La nation comme cadre des luttes de classes actuelles

À notre époque, les luttes pour le progrès démocratique et social se développent avant tout au niveau de l’État-nation. Les unions d’États, comme l’Union européenne en constitue le modèle le plus avancé, ne jouent actuellement à cet égard qu’un rôle subsidiaire. On peut présumer que les profondes transformations sociales qui sont aujourd’hui à l’ordre du jour, se produisent au niveau national, respectivement, comme il est souhaitable, simultanément dans plusieurs États-nations. Cependant, il est hautement improbable que de tels processus se déroulent en parallèle au niveau d’un continent ou d’une union d’États.

Évidemment, le mouvement ouvrier ne doit en aucun cas abandonner ce dernier terrain à son adversaire de classe, les bourgeoisies confédérées. Tout au contraire, il doit relever les nouveaux défis qui se posent au niveau supranational et se donner les instruments nécessaires afin de peser sur les rapports de forces.

D’autant plus qu’un rapprochement entre les peuples correspond tout à fait à son essence internationaliste. Et que les unions d’États se réaliseront à un niveau de développement supérieur au fur et à mesure que les peuples s’engageront dans la transition vers une société socialiste.

Mais l’exercice de la souveraineté populaire se conjugue aujourd’hui indéniablement avec l’existence des nations et des États-nations. Une vraie société civile, au sein de laquelle les classes sociales antagonistes luttent pour imposer leur hégémonie respectivement leur contre-hégémonie, n’existe actuellement qu’au niveau de l’État-nation.
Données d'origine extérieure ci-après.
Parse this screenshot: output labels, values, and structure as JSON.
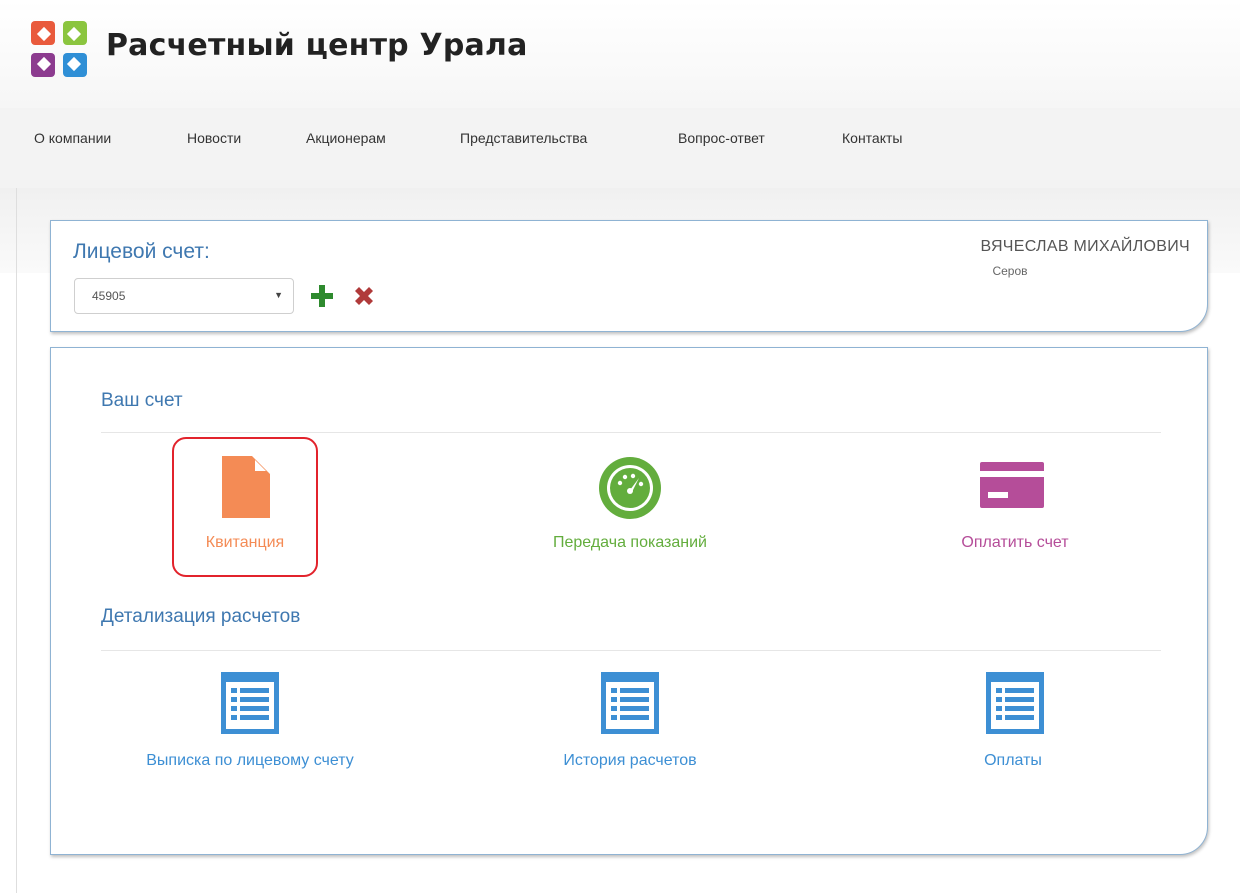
{
  "header": {
    "title": "Расчетный центр Урала",
    "logo_icon": "logo-icon"
  },
  "nav": {
    "items": [
      "О компании",
      "Новости",
      "Акционерам",
      "Представительства",
      "Вопрос-ответ",
      "Контакты"
    ]
  },
  "account": {
    "label": "Лицевой счет:",
    "selected_account": "45905",
    "add_icon": "plus-icon",
    "remove_icon": "close-icon",
    "user_name": "ВЯЧЕСЛАВ МИХАЙЛОВИЧ",
    "user_city": "Серов"
  },
  "sections": {
    "account_title": "Ваш счет",
    "details_title": "Детализация расчетов"
  },
  "tiles": {
    "receipt": {
      "label": "Квитанция",
      "icon": "document-icon",
      "color": "#f48b55"
    },
    "meter": {
      "label": "Передача показаний",
      "icon": "gauge-icon",
      "color": "#63ad3d"
    },
    "pay": {
      "label": "Оплатить счет",
      "icon": "credit-card-icon",
      "color": "#b54d99"
    },
    "statement": {
      "label": "Выписка по лицевому счету",
      "icon": "list-icon",
      "color": "#3d8fd4"
    },
    "history": {
      "label": "История расчетов",
      "icon": "list-icon",
      "color": "#3d8fd4"
    },
    "payments": {
      "label": "Оплаты",
      "icon": "list-icon",
      "color": "#3d8fd4"
    }
  },
  "colors": {
    "accent_blue": "#3f78b0",
    "highlight_red": "#e2232c",
    "add_green": "#2e8a2e",
    "remove_red": "#b03a3a"
  }
}
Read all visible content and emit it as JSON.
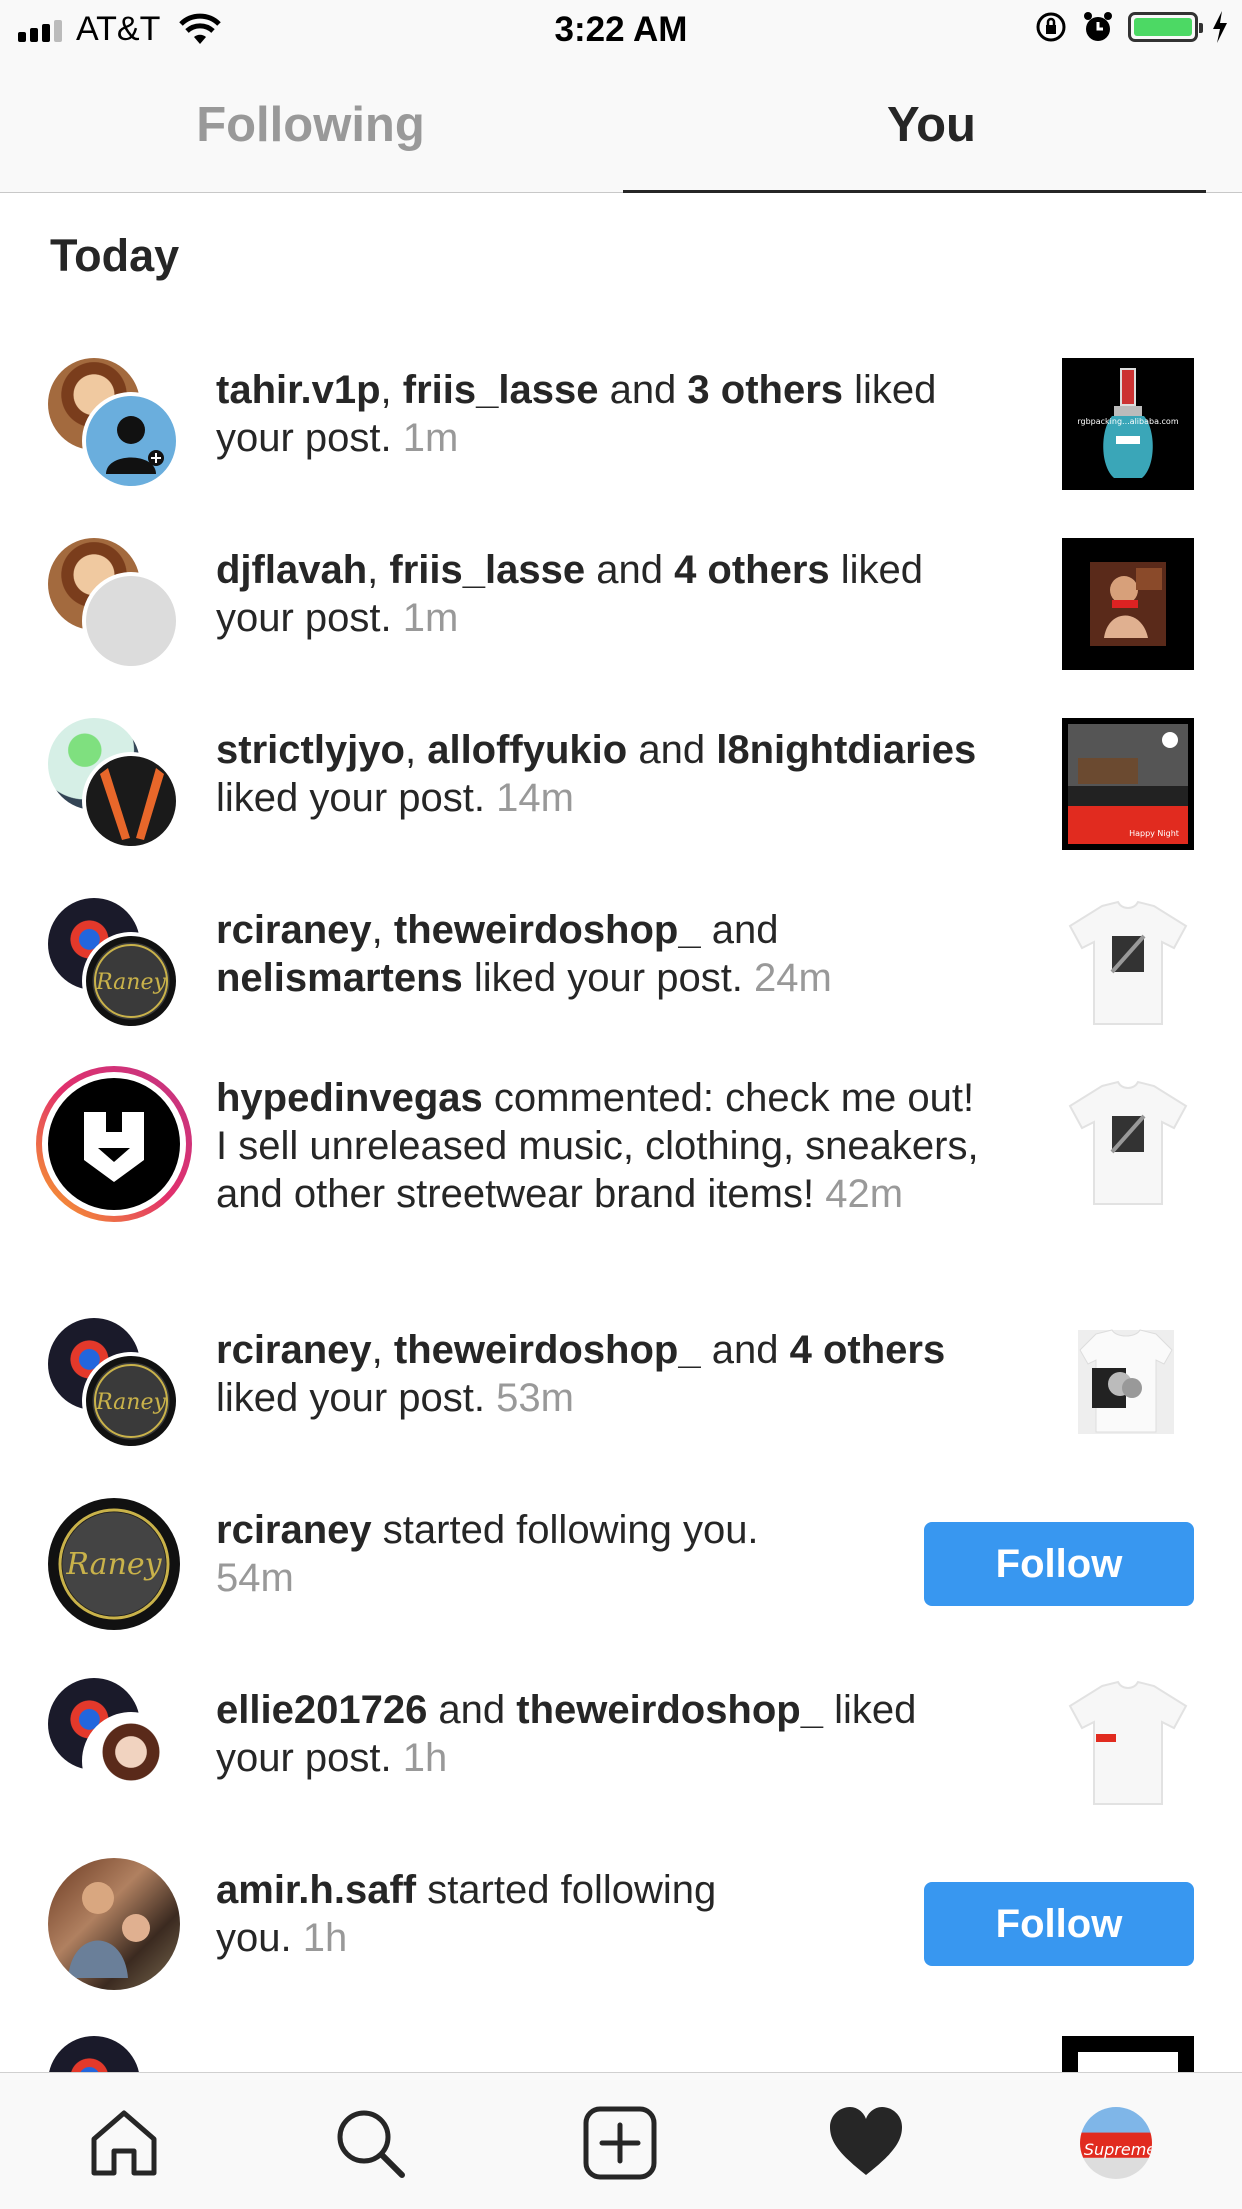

L’existence d’une langue ou de langues communes est une condition essentielle pour qu’une telle société civile puisse se former. Ainsi que la présence d’une culture commune respectivement d’une synthèse de diverses cultures, qui soit largement acceptée par la société tout entière!

La nation comme phénomène relativement nouveau

Si l’on considère l’histoire de l’humanité dans son ensemble, le processus constitutif des nations se révèle être un phénomène relativement nouveau, dont la genèse remonte à peu de siècles. Il est intimement lié à l’apparition du mode de production capitaliste et à la constitution de la classe bourgeoise en classe dominante. Aujourd’hui encore, des structures semi-féodales subsistent en beaucoup d’endroits en dehors de la zone géographique du capitalisme développé et le processus de constitution des nations y reste inachevé.

Dès les débuts de la formation des nations, les luttes de classes en ont été un élément moteur et structurant. À chaque époque et en tous lieux, ces dernières déterminent les formes concrètes prises par les États-nations.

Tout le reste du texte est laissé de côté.